# Door County Wi Condo Resort Hotels



## kcgriffin (Feb 5, 2007)

I own a one bedroom condo at the Landmark Resort 

www.thelandmarkresort.com 

like many of the other resorts in the area, each unit is individually owned.  I can either use it myself as a full or part time residence, rent it myself, let the resort rent it, or trade thru RCI and Interval, or any combination of the before mentioned.  

The price for the entire condo can be very affordable, starting at less than $50,000.00 for a 1BR queen wood view.

This has allowed my wife and I to really maximize our travels, as well as giving us the ability to give gifts of travel to family and friends.

Depending on the season, it can be a good trader also!

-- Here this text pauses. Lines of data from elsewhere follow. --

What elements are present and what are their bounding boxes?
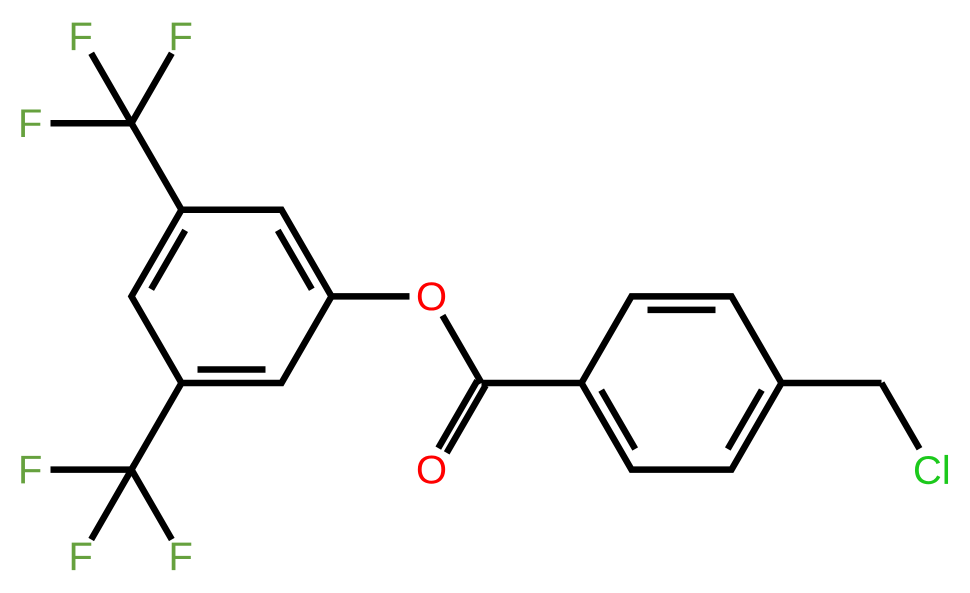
fluorine label F1 — [72, 23, 92, 51]
bond C7 to ring1 C3 — [132, 123, 182, 210]
benzene ring 1 (3,5-bis(trifluoromethyl)phenyl) — [132, 210, 332, 383]
ring2 inner double line C2-C3 — [648, 307, 716, 314]
bond CH2 C10 to Cl — [882, 383, 920, 449]
bond C8 to ring1 C5 — [132, 383, 182, 470]
chlorine label Cl — [915, 455, 948, 484]
oxygen label O1 (ester) — [418, 282, 445, 310]
ring1 inner double line C4-C3 — [151, 230, 185, 289]
bond C8-F4 — [51, 466, 132, 473]
fluorine label F6 — [172, 543, 192, 571]
bond carbonyl C9 to ring2 C1 — [482, 380, 582, 387]
bond C7-F3 — [51, 120, 132, 127]
bonds C7-F1 and C7-F2 (top CF3) — [91, 53, 172, 123]
fluorine label F5 — [72, 543, 92, 571]
oxygen label O2 (carbonyl) — [418, 455, 445, 483]
ring2 inner double line C6-C1 — [601, 390, 635, 449]
fluorine label F3 — [21, 109, 41, 137]
fluorine label F2 — [172, 23, 192, 51]
bond ester O1 to carbonyl C9 — [443, 316, 482, 384]
fluorine label F4 — [21, 456, 41, 484]
bond ring2 C4 to CH2 C10 — [782, 380, 882, 387]
carbonyl C9=O2 double bond line a — [438, 381, 477, 449]
benzene ring 2 (4-(chloromethyl)phenyl) — [582, 296, 782, 469]
carbonyl C9=O2 double bond line b — [447, 385, 486, 453]
ring1 inner double line C2-C1 — [278, 230, 312, 289]
bond ring1 C1 to ester O1 — [332, 293, 410, 300]
ring1 inner double line C6-C5 — [198, 366, 266, 373]
bonds C8-F5 and C8-F6 (bottom CF3) — [91, 470, 172, 540]
ring2 inner double line C4-C5 — [728, 390, 762, 449]
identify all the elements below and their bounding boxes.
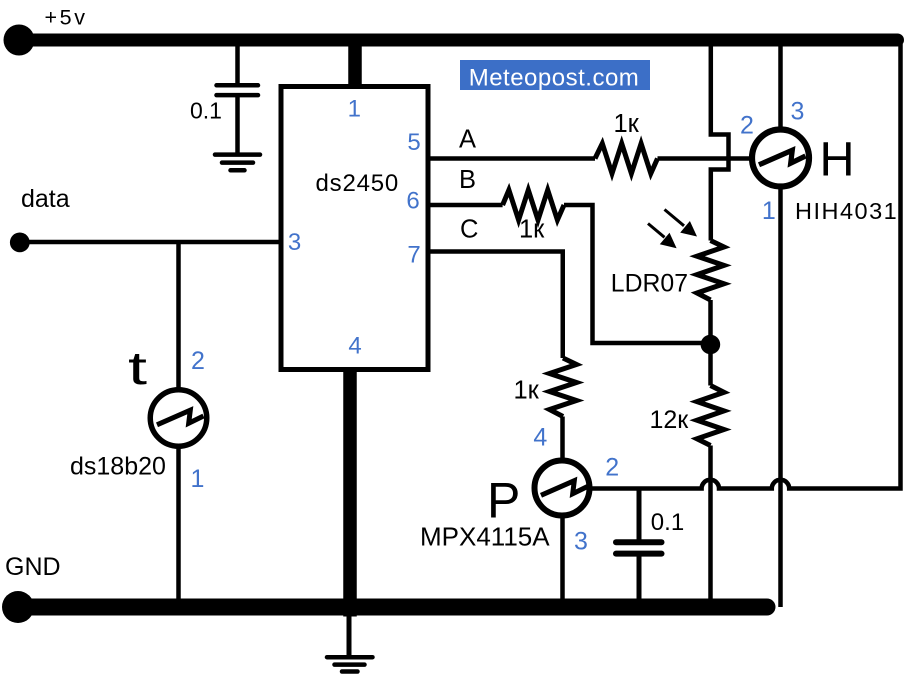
sensor t pin2 label xyxy=(191,347,205,375)
svg-text:P: P xyxy=(487,473,520,529)
sensor H pin3 wire (+5v to H top) xyxy=(778,44,783,131)
sensor H pin3 label xyxy=(791,98,805,126)
+5v rail xyxy=(19,34,898,47)
wire: data terminal to pin 3 xyxy=(20,240,282,245)
svg-text:2: 2 xyxy=(191,347,205,375)
svg-text:4: 4 xyxy=(533,424,547,452)
wire: +5v jog down to LDR (crossing A line) xyxy=(711,44,729,241)
svg-text:1к: 1к xyxy=(514,377,540,405)
pin 4 label xyxy=(348,333,361,360)
resistor R2 1k (B line) xyxy=(503,190,564,220)
+5v label xyxy=(45,6,88,30)
svg-text:+5v: +5v xyxy=(45,6,88,30)
data terminal dot xyxy=(10,233,30,253)
svg-text:1к: 1к xyxy=(519,216,545,244)
svg-text:5: 5 xyxy=(407,129,420,156)
sensor P pin2 label xyxy=(605,454,619,482)
label 0.1 (C2) xyxy=(651,509,684,536)
LDR07 label xyxy=(611,270,688,297)
sensor P circle (MPX4115A) xyxy=(535,461,590,516)
light arrows xyxy=(648,210,697,249)
pin 4 stub (thick, chip to GND) xyxy=(343,370,357,617)
MPX4115A label xyxy=(420,522,550,552)
svg-text:0.1: 0.1 xyxy=(651,509,684,536)
sensor t circle (ds18b20) xyxy=(150,390,207,447)
pin 1 label xyxy=(348,96,361,123)
wire: sensor P pin2 to +5v right edge (with hops) xyxy=(589,44,901,489)
GND label xyxy=(5,553,61,581)
data label xyxy=(21,185,70,213)
wire: resistor 12k to GND xyxy=(708,446,713,601)
wire: resistor R1 to sensor H pin2 xyxy=(658,156,752,161)
wire: sensor t to GND xyxy=(176,447,181,600)
+5v terminal dot xyxy=(4,25,35,56)
HIH4031 label xyxy=(795,198,898,224)
svg-text:7: 7 xyxy=(407,242,420,269)
svg-text:3: 3 xyxy=(574,528,588,556)
ground symbol (bottom) xyxy=(327,657,373,671)
resistor R4 12k xyxy=(697,386,724,446)
svg-text:A: A xyxy=(459,126,476,154)
svg-text:HIH4031: HIH4031 xyxy=(795,198,898,224)
wire: resistor R2 down and right to LDR node xyxy=(564,205,710,343)
wire: P pin2 node down to capacitor C2 xyxy=(637,490,642,540)
svg-text:LDR07: LDR07 xyxy=(611,270,688,297)
wire: pin7 to resistor R3 xyxy=(426,252,563,359)
resistor R1 1k (A line) xyxy=(595,144,658,174)
node A label xyxy=(459,126,476,154)
resistor R3 1k (C line, vertical) xyxy=(550,358,577,417)
pin 7 label xyxy=(407,242,420,269)
sensor H pin2 label xyxy=(740,112,754,140)
node C label xyxy=(460,216,478,244)
svg-text:data: data xyxy=(21,185,70,213)
wire: capacitor C2 to GND xyxy=(637,557,642,601)
sensor t pin1 label xyxy=(191,465,205,493)
photoresistor LDR07 xyxy=(697,241,724,301)
12k label xyxy=(650,406,690,434)
sensor P pin3 label xyxy=(574,528,588,556)
wire: +5v to capacitor C1 xyxy=(235,44,240,84)
svg-text:2: 2 xyxy=(605,454,619,482)
capacitor C2 0.1 plates xyxy=(616,542,662,553)
node B label xyxy=(459,166,476,194)
ds2450 label xyxy=(316,170,400,197)
svg-text:ds2450: ds2450 xyxy=(316,170,400,197)
label 1k (R2) xyxy=(519,216,545,244)
wire: data line down to sensor t xyxy=(176,242,181,389)
sensor t label xyxy=(128,342,147,394)
IC U1 ds2450 body xyxy=(281,87,428,370)
wire: LDR07 to node dot xyxy=(708,300,713,340)
label 1k (R3) xyxy=(514,377,540,405)
svg-text:MPX4115A: MPX4115A xyxy=(420,522,550,552)
pin 3 label xyxy=(288,229,301,256)
svg-text:GND: GND xyxy=(5,553,61,581)
svg-text:6: 6 xyxy=(406,188,419,215)
wire: capacitor C1 to ground xyxy=(235,96,240,153)
sensor H pin1 label xyxy=(762,197,776,225)
svg-text:C: C xyxy=(460,216,478,244)
pin 1 stub (thick, +5v to chip) xyxy=(348,42,362,85)
wire: pin5 to resistor R1 xyxy=(426,156,595,161)
capacitor C1 0.1 plates xyxy=(217,85,259,95)
label 0.1 (C1) xyxy=(190,98,222,124)
sensor P label xyxy=(487,473,520,529)
svg-text:3: 3 xyxy=(288,229,301,256)
sensor P pin4 label xyxy=(533,424,547,452)
sensor H label xyxy=(820,133,855,187)
svg-text:H: H xyxy=(820,133,855,187)
label 1k (R1) xyxy=(614,110,640,138)
sensor H circle (HIH4031) xyxy=(752,130,809,187)
svg-text:t: t xyxy=(128,342,147,394)
GND rail xyxy=(19,599,767,616)
wire: sensor H pin1 to GND xyxy=(778,186,783,607)
svg-text:1: 1 xyxy=(762,197,776,225)
svg-text:Meteopost.com: Meteopost.com xyxy=(469,65,640,92)
svg-text:4: 4 xyxy=(348,333,361,360)
svg-text:ds18b20: ds18b20 xyxy=(70,453,166,481)
wire: GND rail to ground symbol xyxy=(347,613,352,656)
wire: node dot to resistor 12k xyxy=(708,350,713,386)
svg-text:2: 2 xyxy=(740,112,754,140)
svg-text:B: B xyxy=(459,166,476,194)
svg-text:1: 1 xyxy=(191,465,205,493)
svg-text:0.1: 0.1 xyxy=(190,98,222,124)
GND terminal dot xyxy=(2,591,34,623)
svg-text:1к: 1к xyxy=(614,110,640,138)
wire: pin6 to resistor R2 xyxy=(426,203,503,208)
ground symbol (C1) xyxy=(215,155,260,171)
svg-text:12к: 12к xyxy=(650,406,690,434)
wire: sensor P pin3 to GND xyxy=(560,515,565,600)
wire: resistor R3 to sensor P pin4 xyxy=(560,417,565,461)
ds18b20 label xyxy=(70,453,166,481)
Meteopost.com banner xyxy=(460,60,650,92)
svg-text:1: 1 xyxy=(348,96,361,123)
junction dot (LDR/B/12k node) xyxy=(701,335,721,355)
pin 6 label xyxy=(406,188,419,215)
svg-text:3: 3 xyxy=(791,98,805,126)
pin 5 label xyxy=(407,129,420,156)
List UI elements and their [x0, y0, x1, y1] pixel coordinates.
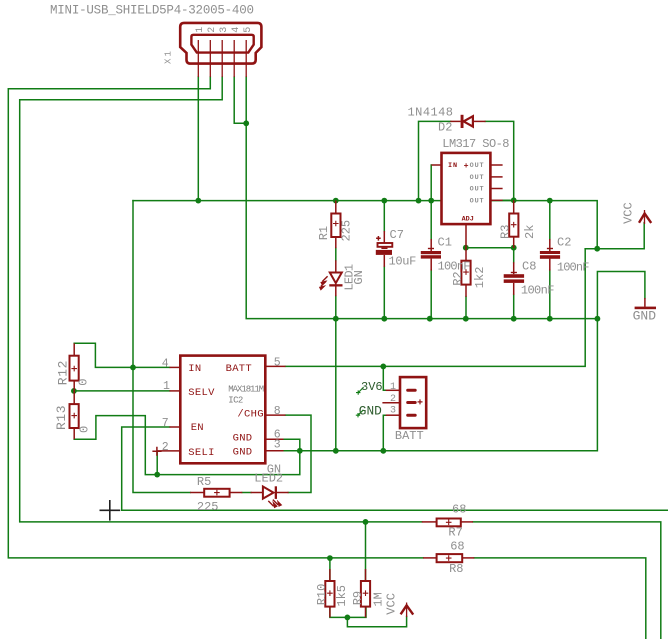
svg-text:R10: R10	[315, 584, 329, 606]
svg-text:C1: C1	[438, 236, 452, 250]
svg-text:ADJ: ADJ	[462, 216, 474, 224]
svg-text:R9: R9	[351, 591, 365, 605]
svg-text:1M: 1M	[372, 592, 386, 606]
svg-text:SELI: SELI	[188, 447, 214, 459]
svg-text:R8: R8	[449, 562, 463, 576]
svg-text:2k: 2k	[523, 225, 537, 239]
svg-text:LM317 SO-8: LM317 SO-8	[442, 137, 509, 151]
svg-text:OUT: OUT	[470, 197, 485, 205]
svg-text:BATT: BATT	[395, 429, 424, 443]
svg-text:LED2: LED2	[254, 471, 283, 485]
svg-text:R2: R2	[451, 271, 465, 285]
svg-text:GN: GN	[352, 270, 366, 284]
svg-text:1: 1	[163, 380, 170, 393]
svg-text:4: 4	[231, 27, 242, 33]
svg-text:VCC: VCC	[385, 593, 399, 615]
svg-text:3V6: 3V6	[361, 380, 383, 394]
svg-text:3: 3	[274, 439, 281, 452]
svg-text:68: 68	[450, 540, 464, 554]
svg-text:GND: GND	[233, 433, 253, 445]
svg-text:3: 3	[390, 406, 396, 417]
svg-text:C2: C2	[557, 236, 571, 250]
svg-text:+: +	[464, 162, 470, 171]
svg-text:5: 5	[243, 27, 254, 33]
svg-text:VCC: VCC	[621, 202, 635, 224]
svg-text:R13: R13	[54, 405, 69, 430]
svg-text:R7: R7	[448, 526, 462, 540]
svg-text:1: 1	[390, 382, 396, 393]
svg-text:C8: C8	[522, 260, 536, 274]
svg-text:X1: X1	[163, 49, 173, 64]
svg-text:100nF: 100nF	[557, 261, 590, 275]
svg-text:MAX1811M: MAX1811M	[228, 384, 263, 394]
svg-text:1N4148: 1N4148	[408, 106, 454, 120]
svg-text:SELV: SELV	[188, 387, 215, 399]
svg-text:GND: GND	[633, 309, 657, 324]
svg-text:EN: EN	[191, 422, 204, 434]
svg-text:1k2: 1k2	[473, 267, 487, 289]
svg-text:225: 225	[340, 220, 354, 242]
svg-text:OUT: OUT	[470, 186, 485, 194]
svg-text:8: 8	[274, 405, 281, 418]
svg-text:7: 7	[162, 417, 169, 430]
svg-text:4: 4	[162, 357, 169, 370]
svg-text:10uF: 10uF	[389, 255, 417, 269]
svg-text:BATT: BATT	[226, 363, 252, 375]
svg-text:R5: R5	[197, 475, 211, 489]
svg-text:GND: GND	[359, 404, 382, 419]
svg-text:225: 225	[197, 500, 219, 514]
svg-text:0: 0	[78, 426, 92, 433]
svg-text:R12: R12	[55, 360, 70, 385]
svg-text:2: 2	[390, 394, 396, 405]
svg-text:IN: IN	[188, 363, 201, 375]
svg-text:R3: R3	[499, 225, 513, 239]
svg-text:1k5: 1k5	[335, 585, 349, 607]
svg-text:MINI-USB_SHIELD5P4-32005-400: MINI-USB_SHIELD5P4-32005-400	[50, 4, 254, 18]
svg-text:2: 2	[207, 27, 218, 33]
svg-text:100nF: 100nF	[521, 284, 555, 298]
svg-text:/CHG: /CHG	[237, 409, 263, 421]
svg-text:D2: D2	[438, 121, 452, 135]
svg-text:3: 3	[219, 27, 230, 33]
svg-text:R1: R1	[317, 226, 331, 240]
svg-text:C7: C7	[390, 228, 404, 242]
svg-text:IN: IN	[448, 162, 458, 170]
svg-text:GND: GND	[233, 447, 253, 459]
svg-text:OUT: OUT	[470, 174, 485, 182]
svg-text:2: 2	[162, 441, 169, 454]
svg-text:68: 68	[452, 503, 466, 517]
svg-text:5: 5	[274, 356, 281, 369]
svg-text:1: 1	[195, 27, 206, 33]
svg-text:IC2: IC2	[228, 395, 243, 405]
svg-text:OUT: OUT	[470, 162, 485, 170]
svg-text:0: 0	[77, 379, 91, 386]
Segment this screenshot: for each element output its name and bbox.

Just another way of getting into the game with a little less cash.


----------



## caribbeansun (Feb 6, 2007)

That $50k for a 1BR - not a typo that should have been $500k?

What kind of strata are you paying and what does it cover?


----------



## kcgriffin (Feb 20, 2007)

Not a typo $50K we are  paying 53% management fee to the rental association, plus quarterly maintenance.  Recently updated all of the interior furnishings in our owned unit as well as all the public spaces in the entire resort.

Happy to answer any questions, but I'd be wary of these new condo hotels...lots of promises, but little return.


----------